ROANOKE TIMES 
                      Copyright (c) 1997, Roanoke Times

DATE: Tuesday, February 18, 1997             TAG: 9702180122
SECTION: EXTRA                    PAGE: 3    EDITION: METRO 
                                             TYPE: CONCERT REVIEW
SOURCE: SETH WILLIAMSON SPECIAL TO THE ROANOKE TIMES 


RUSSIAN, ROUSING: SYMPHONY MADE NIGHT JUST RIGHT

David Wiley led the Roanoke Symphony Orchestra in its fourth subscription concert of the season.

A talented young fiddler who seems destined for a big future was the cherry on the whipped cream.

The theme for the night was "From Russia With Love," though it might have been "First-Night Flops," given that all three pieces were panned their first time out. Tchaikovsky's Violin Concerto in D Major was said to be so bad you could "hear it stink," Rachmaninov's Symphony No. 1 was compared to the seven plagues of Egypt, and Glinka's opera "Ruslan and Ludmilla" got a chilly reception. So much for concert reviewers.

The overture to "Ruslan and Ludmilla" was a spirited romp, bristling with attitude and high spirits. The RSO was tight and focused and played exuberantly. It's hard to lose when this one is your curtain-raiser.

When violinist Derek Reeves told an interviewer last week that he wants to be concertmaster for a major symphony orchestra, it sounded like something many talented youngsters might say. But for those of us who heard him Monday night, the proposition suddenly sounded a lot more reasonable. As one concertgoer put it, "The kid's good. Real good."

He was good enough to make a lot of people ignore the Between-Movements Applause Police and shout bravo and get up on their feet after the first movement of the Tchaikovsky concerto. He's got a big, room-filling sound, dead-on intonation and all the technical tools he needs. From start to finish he played with warmth and discipline and a heartfelt lyricism that was never maudlin. And his cadenza was one brilliant moment after another. He got a quick standing ovation after the whirling final movement and sent everybody off to intermission in a good mood.

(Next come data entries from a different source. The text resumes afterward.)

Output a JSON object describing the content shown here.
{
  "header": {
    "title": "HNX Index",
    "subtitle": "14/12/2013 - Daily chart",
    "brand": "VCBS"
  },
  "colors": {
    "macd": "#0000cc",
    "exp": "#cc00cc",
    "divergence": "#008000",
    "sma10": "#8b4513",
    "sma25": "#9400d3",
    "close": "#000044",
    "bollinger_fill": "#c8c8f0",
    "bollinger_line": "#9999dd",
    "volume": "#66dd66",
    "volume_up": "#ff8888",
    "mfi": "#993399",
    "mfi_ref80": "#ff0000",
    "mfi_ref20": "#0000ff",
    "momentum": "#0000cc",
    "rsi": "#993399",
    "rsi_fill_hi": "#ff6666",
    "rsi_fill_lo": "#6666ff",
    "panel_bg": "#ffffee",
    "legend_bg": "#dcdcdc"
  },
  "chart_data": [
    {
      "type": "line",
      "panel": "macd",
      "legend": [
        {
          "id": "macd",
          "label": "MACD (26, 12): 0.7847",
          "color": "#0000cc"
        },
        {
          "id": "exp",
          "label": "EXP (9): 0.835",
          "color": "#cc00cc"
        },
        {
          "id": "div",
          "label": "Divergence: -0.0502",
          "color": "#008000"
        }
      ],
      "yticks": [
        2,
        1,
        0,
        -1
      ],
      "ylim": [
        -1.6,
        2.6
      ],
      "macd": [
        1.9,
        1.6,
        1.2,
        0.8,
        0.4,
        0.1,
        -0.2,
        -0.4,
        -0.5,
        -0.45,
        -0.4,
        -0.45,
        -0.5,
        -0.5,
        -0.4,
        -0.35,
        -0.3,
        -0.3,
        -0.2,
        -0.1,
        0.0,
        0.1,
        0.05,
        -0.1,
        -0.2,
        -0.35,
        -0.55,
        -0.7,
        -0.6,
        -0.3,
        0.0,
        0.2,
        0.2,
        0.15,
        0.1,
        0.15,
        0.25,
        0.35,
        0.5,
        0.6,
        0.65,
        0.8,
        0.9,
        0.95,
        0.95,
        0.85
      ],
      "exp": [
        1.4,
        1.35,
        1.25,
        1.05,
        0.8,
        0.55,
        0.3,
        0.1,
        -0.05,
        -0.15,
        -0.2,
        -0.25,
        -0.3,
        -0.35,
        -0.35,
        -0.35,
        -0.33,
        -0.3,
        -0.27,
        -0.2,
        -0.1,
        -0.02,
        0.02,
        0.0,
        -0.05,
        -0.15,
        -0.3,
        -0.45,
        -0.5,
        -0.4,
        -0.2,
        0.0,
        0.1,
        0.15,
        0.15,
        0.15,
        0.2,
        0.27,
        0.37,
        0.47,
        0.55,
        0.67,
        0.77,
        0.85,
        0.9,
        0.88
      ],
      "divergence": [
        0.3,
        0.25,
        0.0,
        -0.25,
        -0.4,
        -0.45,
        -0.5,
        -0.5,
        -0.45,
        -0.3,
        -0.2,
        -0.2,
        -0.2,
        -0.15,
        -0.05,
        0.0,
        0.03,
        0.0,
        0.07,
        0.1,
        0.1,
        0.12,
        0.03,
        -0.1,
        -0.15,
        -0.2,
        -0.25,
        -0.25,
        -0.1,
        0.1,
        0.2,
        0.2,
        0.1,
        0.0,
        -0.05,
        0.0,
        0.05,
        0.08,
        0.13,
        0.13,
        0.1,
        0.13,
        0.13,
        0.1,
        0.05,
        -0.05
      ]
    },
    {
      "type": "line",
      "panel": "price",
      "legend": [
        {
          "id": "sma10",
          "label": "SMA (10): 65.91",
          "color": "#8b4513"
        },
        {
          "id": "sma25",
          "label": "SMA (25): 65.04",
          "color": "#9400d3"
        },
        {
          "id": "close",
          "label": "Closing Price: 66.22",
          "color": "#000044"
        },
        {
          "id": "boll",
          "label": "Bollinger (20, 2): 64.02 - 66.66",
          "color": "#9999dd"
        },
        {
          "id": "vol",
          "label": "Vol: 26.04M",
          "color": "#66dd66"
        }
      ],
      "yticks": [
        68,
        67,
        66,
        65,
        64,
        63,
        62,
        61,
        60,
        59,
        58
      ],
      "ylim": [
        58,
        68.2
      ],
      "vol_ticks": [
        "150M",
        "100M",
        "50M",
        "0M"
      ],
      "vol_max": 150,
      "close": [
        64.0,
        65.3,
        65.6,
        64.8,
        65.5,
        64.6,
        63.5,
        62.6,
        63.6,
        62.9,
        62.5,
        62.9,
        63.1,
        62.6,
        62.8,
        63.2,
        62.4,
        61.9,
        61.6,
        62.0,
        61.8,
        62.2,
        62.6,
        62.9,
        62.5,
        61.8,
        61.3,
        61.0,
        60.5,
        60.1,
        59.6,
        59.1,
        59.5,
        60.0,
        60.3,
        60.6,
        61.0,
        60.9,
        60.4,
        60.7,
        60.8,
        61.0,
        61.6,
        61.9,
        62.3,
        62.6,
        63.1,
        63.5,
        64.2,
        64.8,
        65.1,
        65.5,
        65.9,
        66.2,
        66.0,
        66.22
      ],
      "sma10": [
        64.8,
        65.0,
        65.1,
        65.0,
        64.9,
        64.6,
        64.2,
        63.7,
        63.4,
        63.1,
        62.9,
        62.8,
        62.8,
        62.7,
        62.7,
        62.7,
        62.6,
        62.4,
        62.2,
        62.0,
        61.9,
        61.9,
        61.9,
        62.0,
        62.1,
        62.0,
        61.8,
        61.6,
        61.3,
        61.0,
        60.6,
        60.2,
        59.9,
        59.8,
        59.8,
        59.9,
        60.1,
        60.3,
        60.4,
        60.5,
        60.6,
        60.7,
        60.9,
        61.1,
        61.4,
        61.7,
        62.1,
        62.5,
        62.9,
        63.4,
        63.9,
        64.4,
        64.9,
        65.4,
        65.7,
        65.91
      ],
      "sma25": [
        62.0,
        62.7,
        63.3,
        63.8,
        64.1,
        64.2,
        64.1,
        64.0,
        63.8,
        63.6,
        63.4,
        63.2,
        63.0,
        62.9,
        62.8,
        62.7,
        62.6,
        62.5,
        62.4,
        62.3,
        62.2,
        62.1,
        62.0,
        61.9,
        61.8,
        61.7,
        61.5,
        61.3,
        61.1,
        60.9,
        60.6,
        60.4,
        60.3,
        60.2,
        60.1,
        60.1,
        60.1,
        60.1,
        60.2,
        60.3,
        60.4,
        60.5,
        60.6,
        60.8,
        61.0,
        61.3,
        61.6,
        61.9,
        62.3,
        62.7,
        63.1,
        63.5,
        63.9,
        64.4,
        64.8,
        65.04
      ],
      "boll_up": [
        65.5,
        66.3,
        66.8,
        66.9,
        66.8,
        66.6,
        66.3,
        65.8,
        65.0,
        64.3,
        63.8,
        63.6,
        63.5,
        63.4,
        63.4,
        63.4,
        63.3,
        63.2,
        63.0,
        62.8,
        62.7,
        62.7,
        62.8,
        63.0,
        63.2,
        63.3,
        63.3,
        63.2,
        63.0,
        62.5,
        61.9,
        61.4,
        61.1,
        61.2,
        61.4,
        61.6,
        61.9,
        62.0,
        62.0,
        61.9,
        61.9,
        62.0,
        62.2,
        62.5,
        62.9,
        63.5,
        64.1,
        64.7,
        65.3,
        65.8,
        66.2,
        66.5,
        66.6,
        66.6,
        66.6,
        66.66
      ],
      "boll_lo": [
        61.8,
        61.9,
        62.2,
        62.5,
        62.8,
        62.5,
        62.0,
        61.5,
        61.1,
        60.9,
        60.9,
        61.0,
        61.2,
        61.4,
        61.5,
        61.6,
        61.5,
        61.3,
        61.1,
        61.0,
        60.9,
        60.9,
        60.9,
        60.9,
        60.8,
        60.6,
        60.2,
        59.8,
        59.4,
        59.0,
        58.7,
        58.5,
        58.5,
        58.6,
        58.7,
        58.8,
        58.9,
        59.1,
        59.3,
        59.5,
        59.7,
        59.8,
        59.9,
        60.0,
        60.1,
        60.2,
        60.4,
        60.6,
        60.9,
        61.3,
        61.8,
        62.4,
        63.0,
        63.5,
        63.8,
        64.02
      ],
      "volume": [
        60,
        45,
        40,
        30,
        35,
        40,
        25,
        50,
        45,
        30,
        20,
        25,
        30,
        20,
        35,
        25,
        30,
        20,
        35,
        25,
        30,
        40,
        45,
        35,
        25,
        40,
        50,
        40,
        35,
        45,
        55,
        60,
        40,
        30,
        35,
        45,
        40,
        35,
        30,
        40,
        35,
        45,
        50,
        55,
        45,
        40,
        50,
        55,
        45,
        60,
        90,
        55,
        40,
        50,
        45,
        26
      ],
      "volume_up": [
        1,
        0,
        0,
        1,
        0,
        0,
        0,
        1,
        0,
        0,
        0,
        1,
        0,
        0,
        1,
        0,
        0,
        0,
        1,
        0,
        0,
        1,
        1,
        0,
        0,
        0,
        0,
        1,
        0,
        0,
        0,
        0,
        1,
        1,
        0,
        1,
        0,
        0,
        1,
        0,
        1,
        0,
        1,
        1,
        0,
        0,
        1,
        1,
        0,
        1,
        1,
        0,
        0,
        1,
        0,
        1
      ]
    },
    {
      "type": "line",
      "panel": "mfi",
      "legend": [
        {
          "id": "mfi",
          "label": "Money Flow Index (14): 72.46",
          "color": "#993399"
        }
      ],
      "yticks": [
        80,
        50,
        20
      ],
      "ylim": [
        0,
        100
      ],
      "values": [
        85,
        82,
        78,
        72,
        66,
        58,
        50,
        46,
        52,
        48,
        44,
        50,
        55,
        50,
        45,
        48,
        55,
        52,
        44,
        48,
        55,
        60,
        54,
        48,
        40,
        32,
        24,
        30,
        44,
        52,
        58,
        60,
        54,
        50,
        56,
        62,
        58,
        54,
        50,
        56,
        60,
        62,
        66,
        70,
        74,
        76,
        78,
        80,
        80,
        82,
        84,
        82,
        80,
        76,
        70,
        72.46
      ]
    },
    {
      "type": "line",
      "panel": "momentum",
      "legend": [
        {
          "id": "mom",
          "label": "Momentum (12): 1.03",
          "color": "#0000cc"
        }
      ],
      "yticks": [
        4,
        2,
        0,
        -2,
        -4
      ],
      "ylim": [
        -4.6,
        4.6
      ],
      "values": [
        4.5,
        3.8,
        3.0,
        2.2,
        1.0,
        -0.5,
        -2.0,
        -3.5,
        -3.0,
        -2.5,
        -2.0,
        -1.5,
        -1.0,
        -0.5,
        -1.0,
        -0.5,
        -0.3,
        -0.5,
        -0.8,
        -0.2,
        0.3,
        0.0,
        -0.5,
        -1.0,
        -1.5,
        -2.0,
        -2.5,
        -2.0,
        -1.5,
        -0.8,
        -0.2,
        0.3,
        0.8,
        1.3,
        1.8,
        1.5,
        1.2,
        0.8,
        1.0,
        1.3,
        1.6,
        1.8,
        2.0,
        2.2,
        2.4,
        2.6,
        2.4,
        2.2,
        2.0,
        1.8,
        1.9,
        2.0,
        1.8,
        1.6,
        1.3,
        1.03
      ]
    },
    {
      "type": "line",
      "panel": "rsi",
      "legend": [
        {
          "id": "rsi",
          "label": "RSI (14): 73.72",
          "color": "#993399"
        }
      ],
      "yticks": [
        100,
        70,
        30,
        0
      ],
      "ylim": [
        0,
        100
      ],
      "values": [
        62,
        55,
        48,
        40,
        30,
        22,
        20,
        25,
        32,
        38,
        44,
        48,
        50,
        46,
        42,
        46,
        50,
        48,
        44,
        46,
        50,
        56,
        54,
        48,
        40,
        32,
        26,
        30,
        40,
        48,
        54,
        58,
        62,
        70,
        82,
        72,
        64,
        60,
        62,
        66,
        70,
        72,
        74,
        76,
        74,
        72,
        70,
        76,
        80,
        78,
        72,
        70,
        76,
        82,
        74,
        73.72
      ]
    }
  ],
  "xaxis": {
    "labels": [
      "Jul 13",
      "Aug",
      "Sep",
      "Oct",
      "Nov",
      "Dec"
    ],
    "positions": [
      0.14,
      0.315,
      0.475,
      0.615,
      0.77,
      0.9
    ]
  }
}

It was good to hear the rarely programmed Symphony No. 1 in D Minor, Op. 13 of Sergei Rachmaninov from the RSO. It may not qualify as a masterwork, but it has too many good things about it to languish unheard and forgotten. There were a few moments in this work where the RSO sounded like it could have used a little more rehearsal. But in general it was a convincing account that made a good case for keeping the piece in the repertoire. The symphony is full of dramatic dynamic effects. Especially impressive was the mysterious third-movement larghetto, which seemed to be boiling over with quietly repressed energy.

After another standing ovation, Maestro Wiley rewarded the Civic Center audience with Rimsky-Korsakov's "Flight of the Bumblebee" as an encore.

Seth Williamson produces feature news stories and a classical music program on public radio station WVTF (89.1 FM) in Roanoke.